Il Cammino dei Ribelli: tornare a camminare, insieme

24 – 28 giugno 2020 | ilcamminodeiribelli.it

Nel giugno del 2020, quando le restrizioni dovute all’emergenza pandemica hanno finalmente permesso di tornare a muoversi, camminare è diventato molto più di un semplice gesto. Con Associazione Fuorivia abbiamo percorso il Cammino dei Ribelli, un anello di circa 130 km in Val Borbera, tra Piemonte e Liguria, scegliendo di ripartire da un territorio marginale, quello dell’Appennino ligure-piemontese, montano, poco addomesticato, ma che resiste allo spopolamento.

Siamo partiti in due il 24 giugno, con zaino, tenda e la voglia di confrontarci su ciò che avevamo vissuto durante il lockdown.
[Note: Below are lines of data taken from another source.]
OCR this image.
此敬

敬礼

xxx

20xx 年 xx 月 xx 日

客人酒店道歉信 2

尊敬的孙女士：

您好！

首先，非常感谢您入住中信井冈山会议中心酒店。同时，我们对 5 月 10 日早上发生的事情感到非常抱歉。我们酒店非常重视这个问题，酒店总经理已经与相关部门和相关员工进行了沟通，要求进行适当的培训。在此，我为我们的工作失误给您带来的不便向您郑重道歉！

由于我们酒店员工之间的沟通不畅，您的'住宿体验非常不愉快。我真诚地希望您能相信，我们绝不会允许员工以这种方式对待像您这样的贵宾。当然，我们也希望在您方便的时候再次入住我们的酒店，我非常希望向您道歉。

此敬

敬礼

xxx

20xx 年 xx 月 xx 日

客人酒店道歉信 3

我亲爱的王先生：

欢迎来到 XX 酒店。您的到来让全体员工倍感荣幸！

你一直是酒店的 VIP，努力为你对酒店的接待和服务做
Giorno dopo giorno, tappa dopo tappa, il gruppo si è allargato: persone arrivate da diverse parti d’Italia e anche dall’estero, richiamate dal desiderio di rimettere il corpo in movimento e di farlo insieme. Il 27 giugno, per il fine settimana, eravamo in venti. 

Il Cammino dei Ribelli non è solo un itinerario escursionistico: è un attraversamento fisico e simbolico della Val Borbera, una valle laterale dell’Appennino piemontese, aspra e generosa allo stesso tempo. I suoi sentieri collegano borghi in pietra, crinali aperti, boschi fitti e panorami inattesi. Ma soprattutto raccontano una storia di resistenza: quella delle comunità che hanno scelto di restare, di reinventarsi, di non abbandonare questi luoghi. Camminare qui significa entrare in relazione con un paesaggio che non si concede subito. I dislivelli si fanno sentire, i tracciati chiedono attenzione, ma ogni fatica è ripagata da incontri e visioni: una casa riaperta dopo anni, un abitante che racconta il passato del paese, una tavola condivisa alla fine della giornata. In un momento storico segnato dalla distanza e dalla paura del contatto, tutto questo ha avuto un valore amplificato.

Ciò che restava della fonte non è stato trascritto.